Please do not report security vulnerabilities through public GitHub Issues.

If you discover a security issue in this theme starter, report it privately:

1. Open a GitHub Security Advisory on this repository, or
2. Report via the ReactPress main repository if the issue affects the broader platform or toolkit.

Include as much detail as possible:

• Description of the vulnerability and potential impact
• Steps to reproduce
• Affected routes, components, or configuration
• Suggested fix (if any)

We aim to acknowledge reports within 5 business days and will coordinate disclosure once a fix is available.

This policy covers this repository (the Next.js theme frontend). Issues in the ReactPress API, admin console, or @fecommunity/reactpress-toolkit should be reported to the ReactPress project.

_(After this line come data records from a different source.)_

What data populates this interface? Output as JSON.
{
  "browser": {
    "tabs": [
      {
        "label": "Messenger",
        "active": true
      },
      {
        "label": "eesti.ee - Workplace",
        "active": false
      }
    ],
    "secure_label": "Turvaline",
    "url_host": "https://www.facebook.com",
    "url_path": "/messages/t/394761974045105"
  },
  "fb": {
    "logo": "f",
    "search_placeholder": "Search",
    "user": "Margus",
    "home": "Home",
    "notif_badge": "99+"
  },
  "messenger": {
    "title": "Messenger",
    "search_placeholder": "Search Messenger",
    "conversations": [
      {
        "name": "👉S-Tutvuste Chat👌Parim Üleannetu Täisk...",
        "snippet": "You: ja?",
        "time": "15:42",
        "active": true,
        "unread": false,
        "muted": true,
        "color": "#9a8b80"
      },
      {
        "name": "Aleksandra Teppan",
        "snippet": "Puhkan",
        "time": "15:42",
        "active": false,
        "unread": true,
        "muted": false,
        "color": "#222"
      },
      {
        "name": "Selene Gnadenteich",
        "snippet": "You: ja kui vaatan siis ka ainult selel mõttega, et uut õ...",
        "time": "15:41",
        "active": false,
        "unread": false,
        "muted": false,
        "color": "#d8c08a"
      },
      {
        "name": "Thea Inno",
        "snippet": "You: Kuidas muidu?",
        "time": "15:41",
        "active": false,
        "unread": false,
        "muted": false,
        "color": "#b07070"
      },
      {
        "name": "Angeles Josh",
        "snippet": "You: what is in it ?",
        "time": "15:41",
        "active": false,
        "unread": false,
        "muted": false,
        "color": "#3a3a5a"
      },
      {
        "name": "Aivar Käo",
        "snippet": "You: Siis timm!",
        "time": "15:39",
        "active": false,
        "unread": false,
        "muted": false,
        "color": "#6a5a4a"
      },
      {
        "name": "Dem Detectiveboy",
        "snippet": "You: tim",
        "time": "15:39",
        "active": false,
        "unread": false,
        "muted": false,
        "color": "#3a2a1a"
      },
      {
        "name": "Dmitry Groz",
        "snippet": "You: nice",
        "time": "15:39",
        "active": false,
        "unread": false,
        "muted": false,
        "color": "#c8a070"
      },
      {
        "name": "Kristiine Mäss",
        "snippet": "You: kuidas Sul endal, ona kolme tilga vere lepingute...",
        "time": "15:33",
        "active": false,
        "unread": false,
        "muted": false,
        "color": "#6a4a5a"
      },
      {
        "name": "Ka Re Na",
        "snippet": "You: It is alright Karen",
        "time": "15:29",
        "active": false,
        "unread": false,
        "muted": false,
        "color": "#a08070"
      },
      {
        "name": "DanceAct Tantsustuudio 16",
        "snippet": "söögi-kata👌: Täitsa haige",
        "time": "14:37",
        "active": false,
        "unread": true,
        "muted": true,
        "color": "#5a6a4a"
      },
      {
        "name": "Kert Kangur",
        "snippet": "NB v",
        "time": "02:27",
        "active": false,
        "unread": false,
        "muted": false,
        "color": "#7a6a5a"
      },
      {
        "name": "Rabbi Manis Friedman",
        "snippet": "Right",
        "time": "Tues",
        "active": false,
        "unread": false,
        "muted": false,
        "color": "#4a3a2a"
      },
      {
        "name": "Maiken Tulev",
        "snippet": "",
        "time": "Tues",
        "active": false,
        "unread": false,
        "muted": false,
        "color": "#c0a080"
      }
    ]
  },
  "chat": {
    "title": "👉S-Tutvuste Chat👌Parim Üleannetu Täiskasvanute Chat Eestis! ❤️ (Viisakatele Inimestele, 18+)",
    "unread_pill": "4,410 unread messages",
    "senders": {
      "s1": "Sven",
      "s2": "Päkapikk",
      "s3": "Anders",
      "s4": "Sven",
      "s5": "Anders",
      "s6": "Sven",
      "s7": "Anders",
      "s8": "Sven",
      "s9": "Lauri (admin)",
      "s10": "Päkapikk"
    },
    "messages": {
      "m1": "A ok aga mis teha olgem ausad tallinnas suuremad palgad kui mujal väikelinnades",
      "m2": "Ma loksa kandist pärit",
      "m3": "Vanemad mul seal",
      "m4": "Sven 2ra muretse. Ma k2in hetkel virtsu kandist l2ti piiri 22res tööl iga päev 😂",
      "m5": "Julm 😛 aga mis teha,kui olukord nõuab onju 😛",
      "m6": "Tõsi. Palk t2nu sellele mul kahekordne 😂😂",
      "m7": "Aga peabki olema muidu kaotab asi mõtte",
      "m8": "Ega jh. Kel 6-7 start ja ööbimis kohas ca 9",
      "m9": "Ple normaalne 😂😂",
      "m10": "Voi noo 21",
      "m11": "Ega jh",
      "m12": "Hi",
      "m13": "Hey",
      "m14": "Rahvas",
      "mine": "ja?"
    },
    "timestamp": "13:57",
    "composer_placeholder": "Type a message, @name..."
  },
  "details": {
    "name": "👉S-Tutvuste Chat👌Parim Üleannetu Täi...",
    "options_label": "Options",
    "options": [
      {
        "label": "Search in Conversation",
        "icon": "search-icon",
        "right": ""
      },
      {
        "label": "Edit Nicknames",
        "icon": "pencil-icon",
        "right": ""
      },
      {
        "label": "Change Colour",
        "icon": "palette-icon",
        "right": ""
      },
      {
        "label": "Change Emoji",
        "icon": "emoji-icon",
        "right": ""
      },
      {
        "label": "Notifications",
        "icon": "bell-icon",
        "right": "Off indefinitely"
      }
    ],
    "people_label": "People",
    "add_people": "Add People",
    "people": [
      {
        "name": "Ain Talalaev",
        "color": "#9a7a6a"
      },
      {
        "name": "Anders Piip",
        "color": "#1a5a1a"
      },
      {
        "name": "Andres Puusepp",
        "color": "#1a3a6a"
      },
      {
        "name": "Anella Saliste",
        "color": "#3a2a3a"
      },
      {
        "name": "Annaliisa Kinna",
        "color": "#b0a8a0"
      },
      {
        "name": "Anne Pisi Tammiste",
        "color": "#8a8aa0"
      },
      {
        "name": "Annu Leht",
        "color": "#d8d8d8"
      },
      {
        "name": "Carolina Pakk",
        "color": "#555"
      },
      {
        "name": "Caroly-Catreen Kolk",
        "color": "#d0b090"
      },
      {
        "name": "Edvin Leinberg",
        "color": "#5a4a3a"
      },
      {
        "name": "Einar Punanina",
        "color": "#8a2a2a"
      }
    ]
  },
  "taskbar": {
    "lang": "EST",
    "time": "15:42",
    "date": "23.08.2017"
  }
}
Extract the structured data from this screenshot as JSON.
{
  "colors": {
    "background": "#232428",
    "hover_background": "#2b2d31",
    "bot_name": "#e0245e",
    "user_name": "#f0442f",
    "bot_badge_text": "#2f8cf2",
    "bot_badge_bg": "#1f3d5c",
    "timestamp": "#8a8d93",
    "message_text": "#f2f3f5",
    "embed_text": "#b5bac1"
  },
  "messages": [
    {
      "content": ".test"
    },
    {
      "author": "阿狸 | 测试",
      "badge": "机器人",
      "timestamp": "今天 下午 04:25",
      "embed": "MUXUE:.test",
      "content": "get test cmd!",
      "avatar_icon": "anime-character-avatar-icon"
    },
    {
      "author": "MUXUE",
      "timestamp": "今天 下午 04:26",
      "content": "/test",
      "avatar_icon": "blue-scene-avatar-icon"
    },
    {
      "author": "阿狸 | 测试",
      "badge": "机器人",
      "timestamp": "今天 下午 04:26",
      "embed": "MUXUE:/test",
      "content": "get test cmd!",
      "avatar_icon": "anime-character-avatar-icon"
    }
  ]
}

• Cross-site scripting (XSS) in theme-rendered content or components
• Open redirects in theme routing or auth flows
• Sensitive data exposure via misconfigured environment variables documented in this repo
• Insecure defaults in theme scripts or mock API handlers

• Vulnerabilities in third-party CMS content uploaded by site operators
• Server-side issues in the ReactPress NestJS API (report upstream)
• Denial-of-service against a self-hosted deployment without a demonstrated theme-level flaw

Contributors should:

• Never commit secrets (.env, tokens, private keys)
• Use .env.example for documentation-only defaults
• Run pnpm run check before opening pull requests
• Follow CONTRIBUTING.md for review and testing expectations

Thank you for helping keep ReactPress themes safe for everyone.